Hydrogen Sulfide and Maritime Safety
Recently, during a Port State Control inspection of an oil tanker, the personal gas safety meters of one member of the Coast Guard and one of the tanker crew went off when the crew member opened the valve to a pressurized tank holding Grade E Sour Crude. Sour crude oil contains a high amount of sulfur (over 0.5%), and some of this sulfur occurs as hydrogen sulfide (H2S) gas. Reported to have been standing no more than two feet downwind of the valve release, the Coast Guard member suffered severe H2S exposure symptoms over the next few days, resulting in renewed warnings by the Coast Guard on this serious danger.

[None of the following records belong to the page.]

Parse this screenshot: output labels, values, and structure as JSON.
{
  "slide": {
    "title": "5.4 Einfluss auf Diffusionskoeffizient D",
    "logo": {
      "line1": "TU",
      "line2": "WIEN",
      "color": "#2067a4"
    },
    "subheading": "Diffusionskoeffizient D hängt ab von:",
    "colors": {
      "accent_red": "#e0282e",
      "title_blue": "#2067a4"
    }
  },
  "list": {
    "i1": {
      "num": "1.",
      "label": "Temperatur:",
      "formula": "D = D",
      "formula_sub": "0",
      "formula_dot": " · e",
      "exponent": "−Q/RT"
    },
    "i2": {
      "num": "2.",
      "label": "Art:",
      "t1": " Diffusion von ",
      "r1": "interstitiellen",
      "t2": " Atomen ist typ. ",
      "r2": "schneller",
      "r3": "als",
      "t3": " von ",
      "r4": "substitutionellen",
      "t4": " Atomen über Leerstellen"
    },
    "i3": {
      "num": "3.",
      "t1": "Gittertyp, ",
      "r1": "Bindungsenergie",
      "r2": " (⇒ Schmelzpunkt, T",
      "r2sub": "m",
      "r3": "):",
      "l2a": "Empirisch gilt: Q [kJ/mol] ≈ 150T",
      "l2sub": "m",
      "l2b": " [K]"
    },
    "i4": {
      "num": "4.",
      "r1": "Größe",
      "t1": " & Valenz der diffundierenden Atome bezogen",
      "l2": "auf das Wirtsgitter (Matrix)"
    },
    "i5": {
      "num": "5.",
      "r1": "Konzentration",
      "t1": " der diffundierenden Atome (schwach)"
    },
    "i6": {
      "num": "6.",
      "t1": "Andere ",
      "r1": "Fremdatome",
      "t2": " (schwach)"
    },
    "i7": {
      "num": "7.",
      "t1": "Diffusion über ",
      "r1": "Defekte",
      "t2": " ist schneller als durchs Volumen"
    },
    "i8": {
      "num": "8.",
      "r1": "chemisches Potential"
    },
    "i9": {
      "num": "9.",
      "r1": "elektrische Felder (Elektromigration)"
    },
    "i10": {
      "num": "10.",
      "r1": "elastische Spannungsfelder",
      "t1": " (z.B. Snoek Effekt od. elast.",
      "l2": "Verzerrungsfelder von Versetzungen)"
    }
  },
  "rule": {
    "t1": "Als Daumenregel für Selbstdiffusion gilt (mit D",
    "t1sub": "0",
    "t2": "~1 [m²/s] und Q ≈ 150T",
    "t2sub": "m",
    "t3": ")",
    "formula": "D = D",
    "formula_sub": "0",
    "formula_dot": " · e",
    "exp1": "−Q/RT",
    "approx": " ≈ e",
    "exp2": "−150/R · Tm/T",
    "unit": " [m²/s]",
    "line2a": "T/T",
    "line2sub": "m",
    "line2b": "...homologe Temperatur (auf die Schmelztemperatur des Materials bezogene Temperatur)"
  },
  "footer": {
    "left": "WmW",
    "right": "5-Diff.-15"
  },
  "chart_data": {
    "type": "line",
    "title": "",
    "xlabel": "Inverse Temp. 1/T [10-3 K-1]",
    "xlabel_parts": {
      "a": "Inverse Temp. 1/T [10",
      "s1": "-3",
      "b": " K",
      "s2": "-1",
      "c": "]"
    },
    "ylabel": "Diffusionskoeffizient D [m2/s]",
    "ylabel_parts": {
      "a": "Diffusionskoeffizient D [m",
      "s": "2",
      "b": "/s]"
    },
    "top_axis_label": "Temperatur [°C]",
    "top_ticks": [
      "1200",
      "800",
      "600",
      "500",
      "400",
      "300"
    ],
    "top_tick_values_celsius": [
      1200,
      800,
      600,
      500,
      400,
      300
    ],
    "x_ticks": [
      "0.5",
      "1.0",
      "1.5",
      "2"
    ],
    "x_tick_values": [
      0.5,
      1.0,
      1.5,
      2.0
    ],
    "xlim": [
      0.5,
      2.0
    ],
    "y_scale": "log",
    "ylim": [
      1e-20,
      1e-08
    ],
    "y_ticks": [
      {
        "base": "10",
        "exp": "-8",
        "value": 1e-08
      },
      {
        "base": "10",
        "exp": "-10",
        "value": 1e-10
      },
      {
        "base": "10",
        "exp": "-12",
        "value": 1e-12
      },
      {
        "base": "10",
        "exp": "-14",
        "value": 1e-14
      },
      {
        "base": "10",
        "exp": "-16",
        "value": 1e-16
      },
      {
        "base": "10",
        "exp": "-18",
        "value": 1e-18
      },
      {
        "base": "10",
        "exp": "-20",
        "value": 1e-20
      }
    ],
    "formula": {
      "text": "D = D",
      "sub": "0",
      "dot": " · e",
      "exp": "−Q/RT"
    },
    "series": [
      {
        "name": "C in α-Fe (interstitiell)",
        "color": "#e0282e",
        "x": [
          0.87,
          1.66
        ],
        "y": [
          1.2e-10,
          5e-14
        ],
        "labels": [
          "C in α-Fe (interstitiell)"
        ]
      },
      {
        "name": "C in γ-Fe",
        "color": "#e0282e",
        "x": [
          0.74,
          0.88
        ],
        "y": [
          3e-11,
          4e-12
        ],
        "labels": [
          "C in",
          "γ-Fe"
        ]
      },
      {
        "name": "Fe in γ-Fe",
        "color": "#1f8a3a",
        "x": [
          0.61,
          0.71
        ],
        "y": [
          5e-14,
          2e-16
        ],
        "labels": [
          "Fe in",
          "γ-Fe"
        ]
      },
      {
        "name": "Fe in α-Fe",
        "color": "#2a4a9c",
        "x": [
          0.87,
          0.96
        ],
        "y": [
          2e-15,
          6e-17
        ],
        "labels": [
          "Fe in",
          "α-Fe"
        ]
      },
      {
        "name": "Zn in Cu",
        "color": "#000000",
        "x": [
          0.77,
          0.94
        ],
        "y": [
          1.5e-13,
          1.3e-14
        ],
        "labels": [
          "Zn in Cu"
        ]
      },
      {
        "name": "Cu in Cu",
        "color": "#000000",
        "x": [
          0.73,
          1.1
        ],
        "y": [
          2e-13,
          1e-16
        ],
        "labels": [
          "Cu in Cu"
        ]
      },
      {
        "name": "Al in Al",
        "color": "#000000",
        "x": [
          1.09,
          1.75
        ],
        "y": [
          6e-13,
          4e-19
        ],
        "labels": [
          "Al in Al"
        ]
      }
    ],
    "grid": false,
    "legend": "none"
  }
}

You know that “rotten egg” hydrogen sulfide odor when you smell it at low levels, even below one part per million, but if you smell it in enough quantity, you probably won’t smell it for long. That’s because, at 100ppm or above, it quickly paralyzes the nerve centers inside your nose. If you don’t get away fast enough, other parts of your body become paralyzed, in the worst cases leading to unconsciousness, coma, and death. Even 10ppm may pose a health risk, and 50-100ppm is enough to overcome a person. At lower levels, H2S exposure symptoms include irritated eyes, nose, throat, and lungs. Higher levels of H2S include headache, dizziness, nausea, and vomiting. These symptoms may have a delayed onset of hours or days, as the unfortunate Coast Guard member mentioned above experienced.
The dangerous threshold limit value for H2S was listed by the American Conference of Governmental Industrial Hygienists (ACGIH) as 2ppm until lately. They now list the H2S danger threshold as 1ppm. OSHA lists a higher figure at 20ppm, and NIOSH recommends an exposure limit of 10ppm for no more than ten minutes. Hopefully, someday there will be total agreement on what is considered safe, and it will be on the lower rather than the higher side. For now, it is left for you or your employers to decide which to trust.
Whichever of these exposure limits you adopt, whether you are working on a tanker or on a fishing vessel using anhydrous ammonia for vapor-compression refrigeration, you need to understand safe practices for H2S during controlled valve releases or in case of leaks. Also, if you’re fishing and your hold loses refrigeration, the decomposing seafood will emit deadly H2S. Going into a hold full of rotting seafood without appropriate safety gear has proven fatal.
Awareness is the first step. Beyond that, safety and first aid training; protective equipment such as impervious clothing, gas detection meters in areas known to contain H2S, personal gas monitors, and respirators or SCBA when working in enclosed spaces and near H2S; knowing where to stand during tank sampling; and understanding when to just stay clear are crucial for preserving your health around H2S.